Originally published April 14, 2008 at 12:00 AM | Page modified April 14, 2008 at 3:46 PM
Stern stands behind Sonics owner Bennett despite e-mails
Despite the release of e-mails that SuperSonics owner Clay Bennett exchanged last year with partners about moving the team to Oklahoma City, NBA commissioner David Stern says he is convinced Bennett made a good-faith effort to keep the team in Seattle.
The Associated Press
OKLAHOMA CITY -- Despite the release of e-mails that SuperSonics owner Clay Bennett exchanged last year with partners about moving the team to Oklahoma City, NBA commissioner David Stern says he is convinced Bennett made a good-faith effort to keep the team in Seattle.
Bennett and ownership partners Aubrey McClendon and Tom Ward exchanged e-mails in April 2007 in which they discussed whether there was any way to avoid further "lame duck" seasons in Seattle before the team could be relocated.
Bennett, who had promised to negotiate with Seattle for a full year before deciding whether to move the Sonics, responded: "I am a man possessed! Will do everything we can. Thanks for hanging with me boys."
"I haven't studied them but my sense of it was that Clay, as the managing partner and the driving force of the group, was operating in good faith under the agreement that had been made with (previous owner) Howard Schultz," Stern said on a conference call Monday. "His straight and narrow path may not have been shared by all of his partners in their views, but Clay was the one that was making policy for the partnership."
Stern fined McClendon $250,000 last August after he told an Oklahoma City newspaper that "we didn't buy the team to keep it in Seattle; we hoped to come here." The e-mails released last week as part of the city of Seattle's efforts to enforce the SuperSonics' lease at KeyArena shed further light on the ownership group's thought process prior to Bennett's self-enforced Oct. 31 deadline to determine the team's eventual home.
After purchasing the team from Schultz in July 2006, Bennett promised to spend one full year after the purchase was approved to seek a viable home for the Sonics in Seattle. The NBA approved the sale of the Sonics in October 2006. Stern repeatedly has said that Seattle's KeyArena is not a suitable home for the Sonics, and rejected a recent attempt led by Microsoft CEO Steve Ballmer to renovate the arena to keep the team in Seattle. That effort subsequently fell apart when it wasn't backed by the city or the state legislature.
Stern said it's too late at this point to seek other owners who would keep the Sonics in the city where they've played the past 41 years.
"I think it's fair to say that extraordinary efforts were made to seek ownership interests when Howard sold the team, including from people who became involved in the effort -- the recently unsuccessful effort -- to get the state to extend the sales tax for the purposes of retiring the arena debt," Stern said.
"It happened already.
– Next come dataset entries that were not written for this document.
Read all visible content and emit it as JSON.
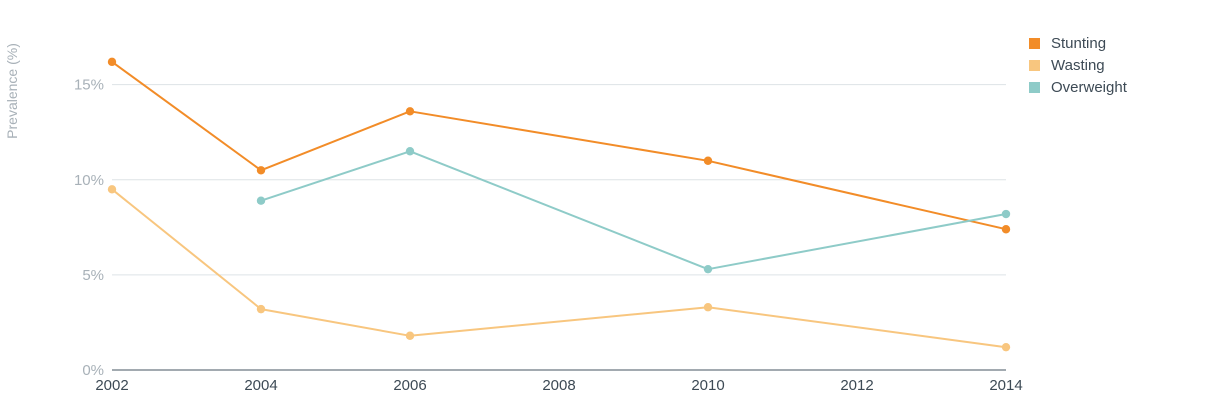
{
  "chart_data": {
    "type": "line",
    "title": "",
    "xlabel": "",
    "ylabel": "Prevalence (%)",
    "x": [
      2002,
      2004,
      2006,
      2010,
      2014
    ],
    "x_ticks": [
      "2002",
      "2004",
      "2006",
      "2008",
      "2010",
      "2012",
      "2014"
    ],
    "xlim": [
      2002,
      2014
    ],
    "ylim": [
      0,
      18.4
    ],
    "y_ticks": [
      "0%",
      "5%",
      "10%",
      "15%"
    ],
    "grid": "horizontal",
    "legend_position": "top-right",
    "series": [
      {
        "name": "Stunting",
        "color": "#f28c28",
        "values": [
          16.2,
          10.5,
          13.6,
          11.0,
          7.4
        ]
      },
      {
        "name": "Wasting",
        "color": "#f8c67f",
        "values": [
          9.5,
          3.2,
          1.8,
          3.3,
          1.2
        ]
      },
      {
        "name": "Overweight",
        "color": "#8ecbc8",
        "values": [
          null,
          8.9,
          11.5,
          5.3,
          8.2
        ]
      }
    ]
  }
}
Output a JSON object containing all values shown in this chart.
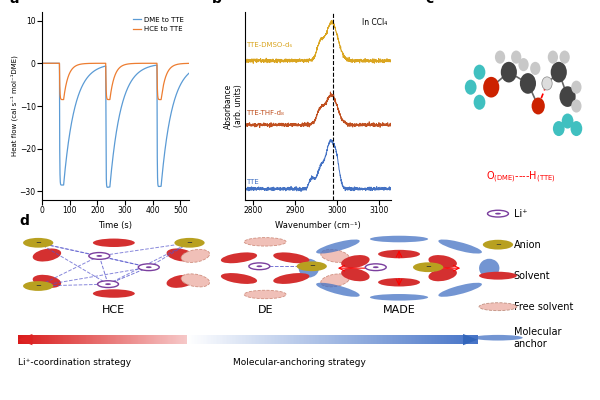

There was no one who was interested in buying the team, including the very people who stepped forward at the last minute."
NBA owners will vote Friday on Bennett's proposed relocation to Oklahoma City. A subcommittee of three owners visited Oklahoma City last month and recommended league approval.
During that visit, Stern suggested that Oklahoma City -- when combined with the presence of Tulsa less than 100 miles away -- could be a viable market even though Seattle has a higher population and television audience. On Monday, he downplayed Seattle's role as an entry into Asia.
"I would say that we don't ever like to leave a city," Stern said. "We don't like to leave a city as robust as Seattle, but the Asian cities that we're tending to focus more on have names like Shanghai, Beijing and Hong Kong and Guangzhou.
"It's disheartening simply to leave the city, as it would be to leave any city."
A June trial is scheduled concerning the city of Seattle's lawsuit to enforce the lease and keep the team at KeyArena through 2010.